Una semblanza acertada del carácter de Monseñor O’Flaherty, «Pimpinela Escarlata del Vaticano», fue la que apareció en el Mungret College Journal el mismo día de su muerte. La firmaba su amigo y paisano Francis Joy, S. J., y decía así:
Hugh O’Flaherty era, sobre todo, un generoso y honesto servidor de Dios irlandés, sin doblez alguna. Su enorme corazón siempre estuvo abierto a quienes se encontraban en apuros; prodigaba sus esfuerzos para aliviar cualquier clase de sufrimientos, faceta de su carácter que le convirtió en protagonista de asombrosas hazañas. Se gastó haciendo obras de caridad y su lema parecía ser «echa pan a los peces…» Su carrera en el Vaticano no estuvo exenta de contradicciones y frustraciones, pero él siempre respondía con una sonrisa luminosa a las contrariedades. Lo que está claro es que, sin ostentación alguna, ordenó toda su vida para que sus facultades, con buen tiempo o entre tempestades, sirvieran a Dios y a los hombres. ¿Qué más se puede pedir?…
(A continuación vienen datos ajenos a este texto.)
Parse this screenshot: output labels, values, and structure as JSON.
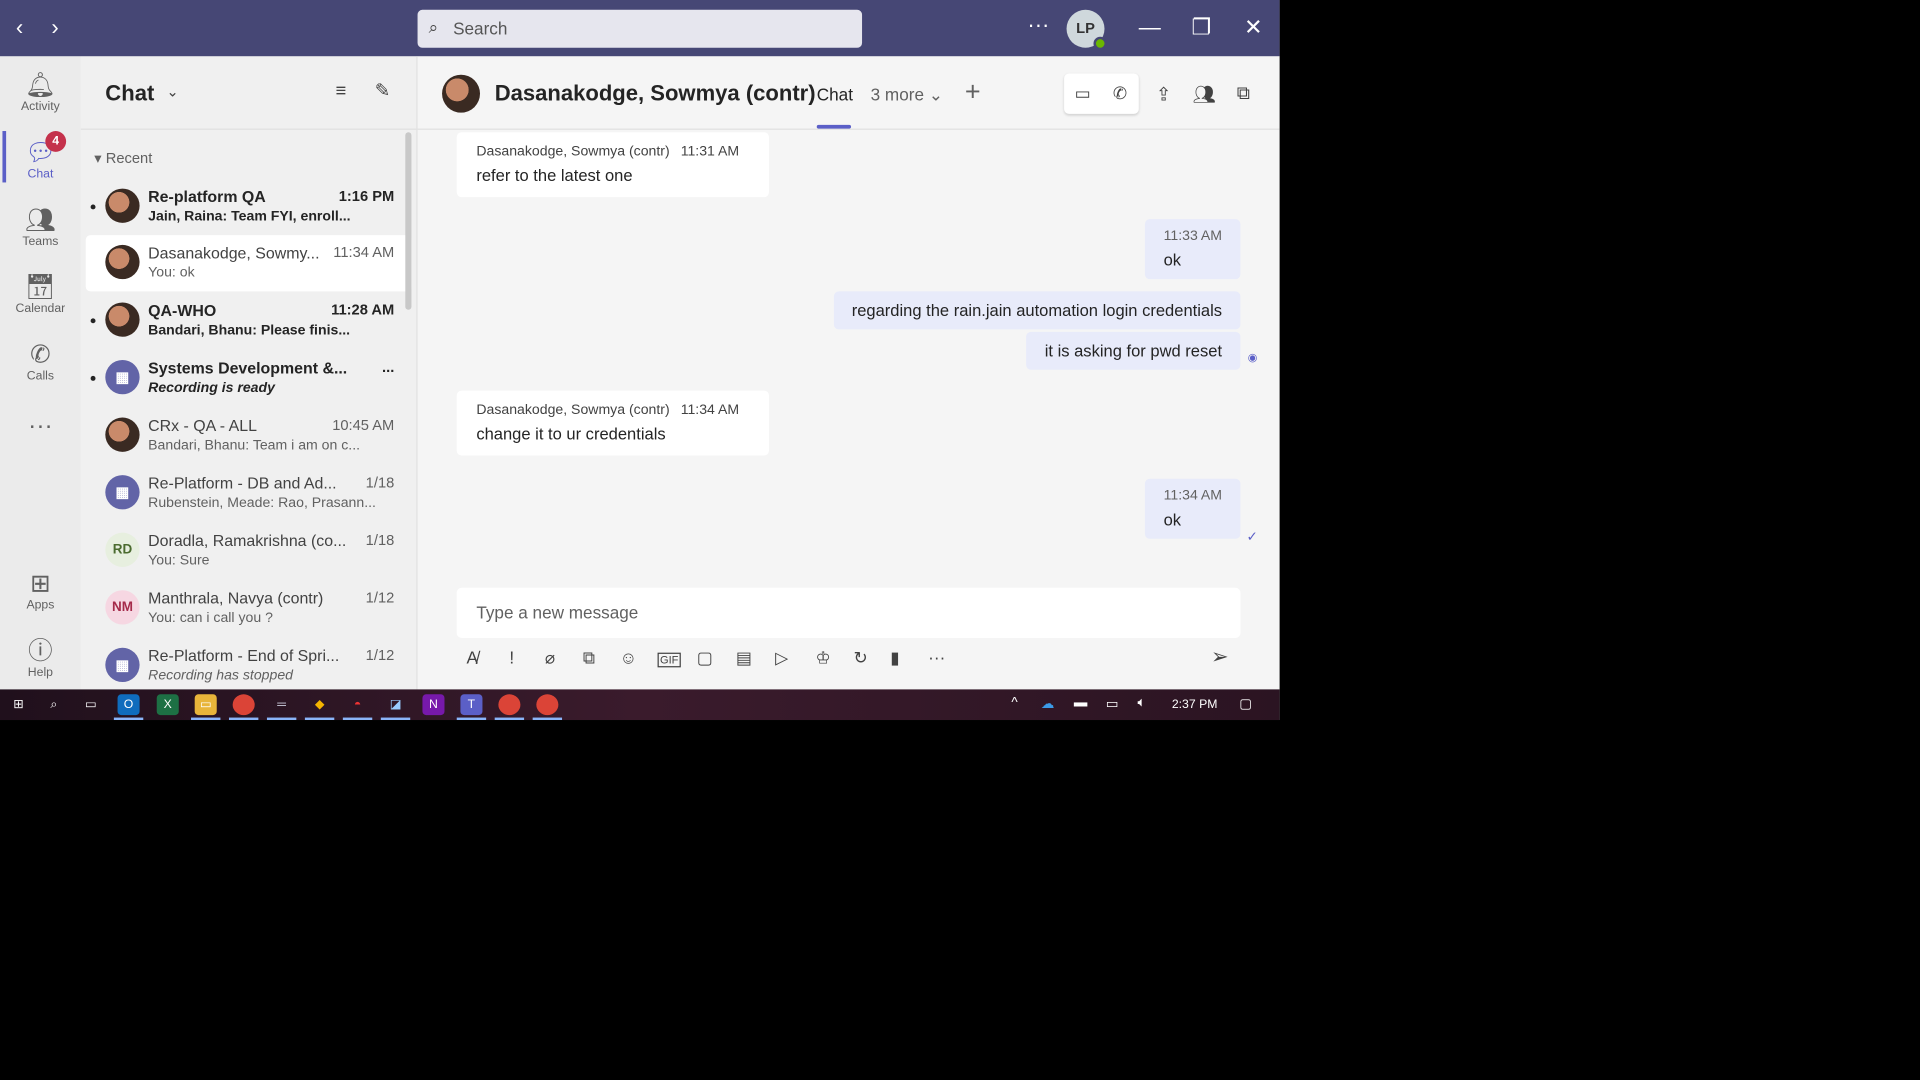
{
  "titlebar": {
    "search_placeholder": "Search",
    "user_initials": "LP"
  },
  "rail": [
    {
      "label": "Activity"
    },
    {
      "label": "Chat",
      "badge": "4"
    },
    {
      "label": "Teams"
    },
    {
      "label": "Calendar"
    },
    {
      "label": "Calls"
    },
    {
      "label": "Apps"
    },
    {
      "label": "Help"
    }
  ],
  "chat_list": {
    "title": "Chat",
    "section": "Recent",
    "items": [
      {
        "name": "Re-platform QA",
        "time": "1:16 PM",
        "preview": "Jain, Raina: Team FYI, enroll...",
        "unread": true
      },
      {
        "name": "Dasanakodge, Sowmy...",
        "time": "11:34 AM",
        "preview": "You: ok",
        "selected": true
      },
      {
        "name": "QA-WHO",
        "time": "11:28 AM",
        "preview": "Bandari, Bhanu: Please finis...",
        "unread": true
      },
      {
        "name": "Systems Development &...",
        "time": "...",
        "preview": "Recording is ready",
        "unread": true
      },
      {
        "name": "CRx - QA - ALL",
        "time": "10:45 AM",
        "preview": "Bandari, Bhanu: Team i am on c..."
      },
      {
        "name": "Re-Platform - DB and Ad...",
        "time": "1/18",
        "preview": "Rubenstein, Meade: Rao, Prasann..."
      },
      {
        "name": "Doradla, Ramakrishna (co...",
        "time": "1/18",
        "preview": "You: Sure",
        "initials": "RD"
      },
      {
        "name": "Manthrala, Navya (contr)",
        "time": "1/12",
        "preview": "You: can i call you ?",
        "initials": "NM"
      },
      {
        "name": "Re-Platform - End of Spri...",
        "time": "1/12",
        "preview": "Recording has stopped"
      }
    ]
  },
  "conversation": {
    "peer": "Dasanakodge, Sowmya (contr)",
    "tab_chat": "Chat",
    "tab_more": "3 more",
    "messages": [
      {
        "sender": "Dasanakodge, Sowmya (contr)",
        "time": "11:31 AM",
        "text": "refer to the latest one"
      },
      {
        "time": "11:33 AM",
        "text": "ok"
      },
      {
        "text": "regarding the rain.jain automation login credentials"
      },
      {
        "text": "it is asking for pwd reset"
      },
      {
        "sender": "Dasanakodge, Sowmya (contr)",
        "time": "11:34 AM",
        "text": "change it to ur credentials"
      },
      {
        "time": "11:34 AM",
        "text": "ok"
      }
    ],
    "compose_placeholder": "Type a new message"
  },
  "taskbar": {
    "clock": "2:37 PM"
  }
}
Tal vez sea aquel inglés que visitó a Monseñor O’Flaherty en 1960, poco después de que abandonara Roma, quien mejor supo captar su pensamiento cuando dijo: «Aunque sus últimos años estuvieron teñidos por el sufrimiento, Hugh se sentía feliz por haber sido capaz de poner su inteligencia al servicio de lo que su corazón le dictaba».